Эту историю, однако, никто из современников Ксенофонта не заметил, как до диссертации ИП не заметил и ни один исследователь, как в своей собственной книге нашла нужным не заметить затем и ИП. А ведь абсолютно такая же история развернулась прямо в нашей солнцевской квартире и уж ее-то, казалось бы, было трудно не заметить. Мы, увы, не заметили. Возможно, по той же причине ее незаметил и Ксенофонт Эфесский. Он, похоже, просто написал «развлекательный» любовный роман. А превосходно разработанная композиция проросла в нем силой все того же текста-живого существа Платона. И только требованиями безмятежности биологизации самого творческого процесса можно объяснить, что эпоха, столь увлеченная толкованиями всего на свете, не нашла нужным «растолковать», да и вообще хотя бы попытаться «толковать» столь интересный текст и тем самым объяснить причину страданий прекрасных героев. Ведь внешний сюжет романа можно уложить и немного в другую схему, чем мы сделали это раньше. Повествование начинается с рассказа о том, что прекрасный герой не чтил бога Эрота. Но на празднике в храме Артемиды Эрот поразил его любовью к прекрасной Антии. Пораженный любовью, герой, однако, почему-то не радуется, не уповает на счастье, а заболевает, мучается, страдает (с точки зрения современного человека весьма неадекватная реакция, как неадекватными представляются и действия его родных, вопросивших о его «болезни» оракул, выдавший весьма туманное истолкование ситуации). Внутренние страдания дополняются в ходе пленения и мытарств страданиями, причиняемыми ему обстоятельствами и другими людьми. И только согласившись «поправить» свою душу, герой удостаивается избавления от страданий и счастливого завершения своей истории. То есть внешний сюжет есть история подчинения человека Эроту. История такого подчинения, утверждает роман, есть история страданий. А страдания, возможно, и доставляет «скрытый сюжет» книги – прорастание прямо в душе героя живого организма истины платонизирующей философии (чего герой, разумеется, не замечает), как прорастает он и в тексте Ксенофонта, подчиняя себе и внешний сюжет.

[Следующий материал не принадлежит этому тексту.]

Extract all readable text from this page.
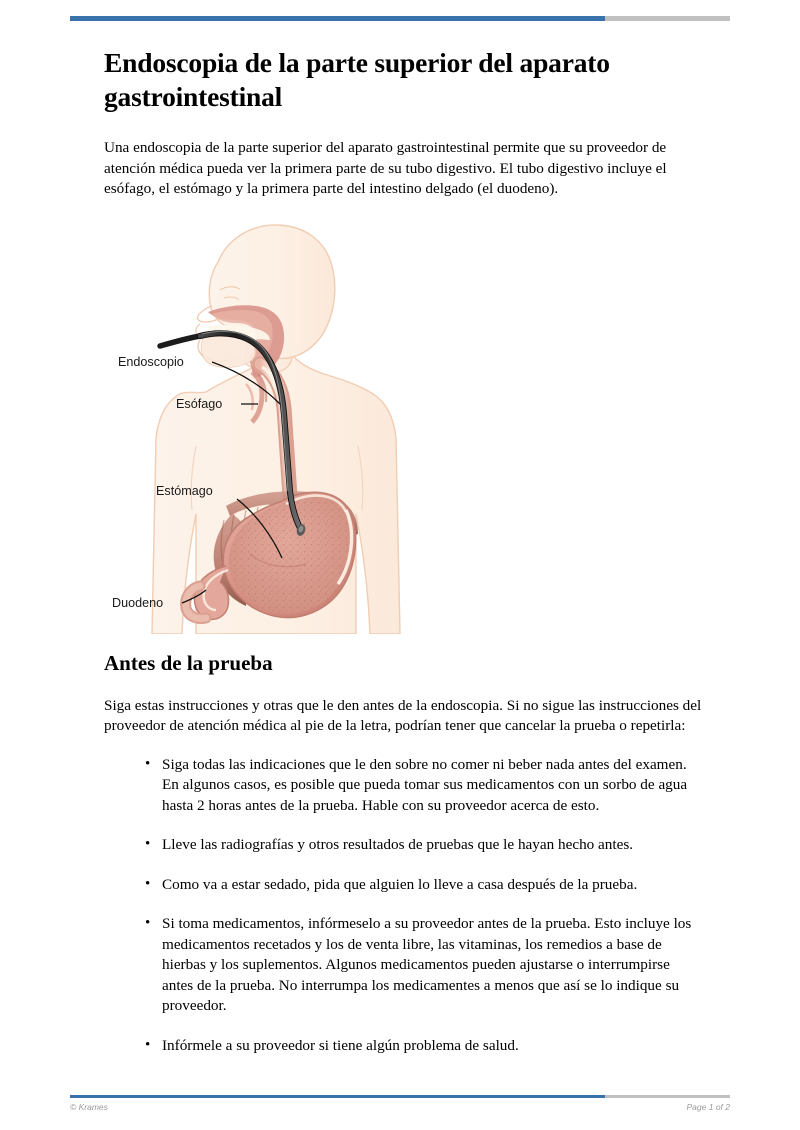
Endoscopia de la parte superior del aparato gastrointestinal

Una endoscopia de la parte superior del aparato gastrointestinal permite que su proveedor de atención médica pueda ver la primera parte de su tubo digestivo. El tubo digestivo incluye el esófago, el estómago y la primera parte del intestino delgado (el duodeno).

Endoscopio
Esófago
Estómago
Duodeno
Antes de la prueba

Siga estas instrucciones y otras que le den antes de la endoscopia. Si no sigue las instrucciones del proveedor de atención médica al pie de la letra, podrían tener que cancelar la prueba o repetirla:

• Siga todas las indicaciones que le den sobre no comer ni beber nada antes del examen. En algunos casos, es posible que pueda tomar sus medicamentos con un sorbo de agua hasta 2 horas antes de la prueba. Hable con su proveedor acerca de esto.
• Lleve las radiografías y otros resultados de pruebas que le hayan hecho antes.
• Como va a estar sedado, pida que alguien lo lleve a casa después de la prueba.
• Si toma medicamentos, infórmeselo a su proveedor antes de la prueba. Esto incluye los medicamentos recetados y los de venta libre, las vitaminas, los remedios a base de hierbas y los suplementos. Algunos medicamentos pueden ajustarse o interrumpirse antes de la prueba. No interrumpa los medicamentes a menos que así se lo indique su proveedor.
• Infórmele a su proveedor si tiene algún problema de salud.
© Krames	Page 1 of 2
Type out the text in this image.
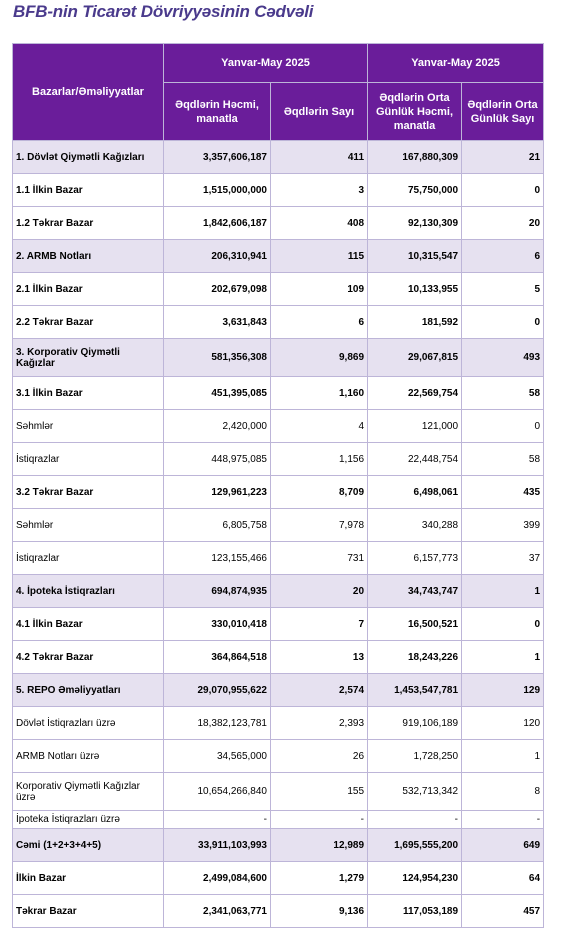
BFB-nin Ticarət Dövriyyəsinin Cədvəli
Bazarlar/Əməliyyatlar	Yanvar-May 2025		Yanvar-May 2025	
	Əqdlərin Həcmi, manatla	Əqdlərin Sayı	Əqdlərin Orta Günlük Həcmi, manatla	Əqdlərin Orta Günlük Sayı
1. Dövlət Qiymətli Kağızları	3,357,606,187	411	167,880,309	21
1.1 İlkin Bazar	1,515,000,000	3	75,750,000	0
1.2 Təkrar Bazar	1,842,606,187	408	92,130,309	20
2. ARMB Notları	206,310,941	115	10,315,547	6
2.1 İlkin Bazar	202,679,098	109	10,133,955	5
2.2 Təkrar Bazar	3,631,843	6	181,592	0
3. Korporativ Qiymətli Kağızlar	581,356,308	9,869	29,067,815	493
3.1 İlkin Bazar	451,395,085	1,160	22,569,754	58
Səhmlər	2,420,000	4	121,000	0
İstiqrazlar	448,975,085	1,156	22,448,754	58
3.2 Təkrar Bazar	129,961,223	8,709	6,498,061	435
Səhmlər	6,805,758	7,978	340,288	399
İstiqrazlar	123,155,466	731	6,157,773	37
4. İpoteka İstiqrazları	694,874,935	20	34,743,747	1
4.1 İlkin Bazar	330,010,418	7	16,500,521	0
4.2 Təkrar Bazar	364,864,518	13	18,243,226	1
5. REPO Əməliyyatları	29,070,955,622	2,574	1,453,547,781	129
Dövlət İstiqrazları üzrə	18,382,123,781	2,393	919,106,189	120
ARMB Notları üzrə	34,565,000	26	1,728,250	1
Korporativ Qiymətli Kağızlar üzrə	10,654,266,840	155	532,713,342	8
İpoteka İstiqrazları üzrə	-	-	-	-
Cəmi (1+2+3+4+5)	33,911,103,993	12,989	1,695,555,200	649
İlkin Bazar	2,499,084,600	1,279	124,954,230	64
Təkrar Bazar	2,341,063,771	9,136	117,053,189	457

Тонкость, изящество, красота, четкость композиционных линий, завершенность и удивительное совершенство композиционных фигур, какое-то почти нечеловеческое мастерство исполнения композиционных деталей приравнивают на уровне композиции книгу Ксенофонта к подлинно природному произведению. Способность в самых разных ракурсах открываться удивленным взорам исследователей подвижным калейдоскопом геометрических и природных форм, ячейками пчелиных сот, разноцветьем повествовательных пластов, тонким филигранным рисунком переплетений мотивов, протуберанцами энергийных сил, закрывающимся на ночь цветком, гибкой пластикой движений, мягким воском снов, космическими элементами, ритмом телесных и интеллектуальных пульсаров, как капля отражая в себе весь мир и выворачивая эту каплю целым миром новых «чудес», - сами диалоги Платона с точки зрения формы представляются порой нерукотворным природным чудом, способным так и сяк «играть» своими гранями и фигурами в зависимости от ракурсов их созерцания, бить хвостами свежевыловленной рыбы, нестись по ветру пестрыми нитями распутанных софистических узлов, разверзаться сомнамбулической бездной хоры… Как сквозь нас прорастает красота березовых рощ, садов камней, отвесных скал, извилистых фьордов… Как сквозь нашу душу в африканскую саванну прорываются слон, жираф и лев… Как в наших клетках формируется кристаллическая структура снежинки – одной из форм вселенского совершенства… Как в нашей душе готовится и свершается Большой взрыв, вновь и вновь открывающий историю Вселенной. А вот это можно увидеть не столько через душевные муки Антии и Габрокома, сколько через специализированное страдание души, с которым работает институт профессиональной психиатрической и неврологической помощи. Но прежде страдания психическая болезнь нередко открывается как интенсивное эйфорическое удовольствие – возможно, лишь подготовка к последующим биологическим работам дипломированных специалистов.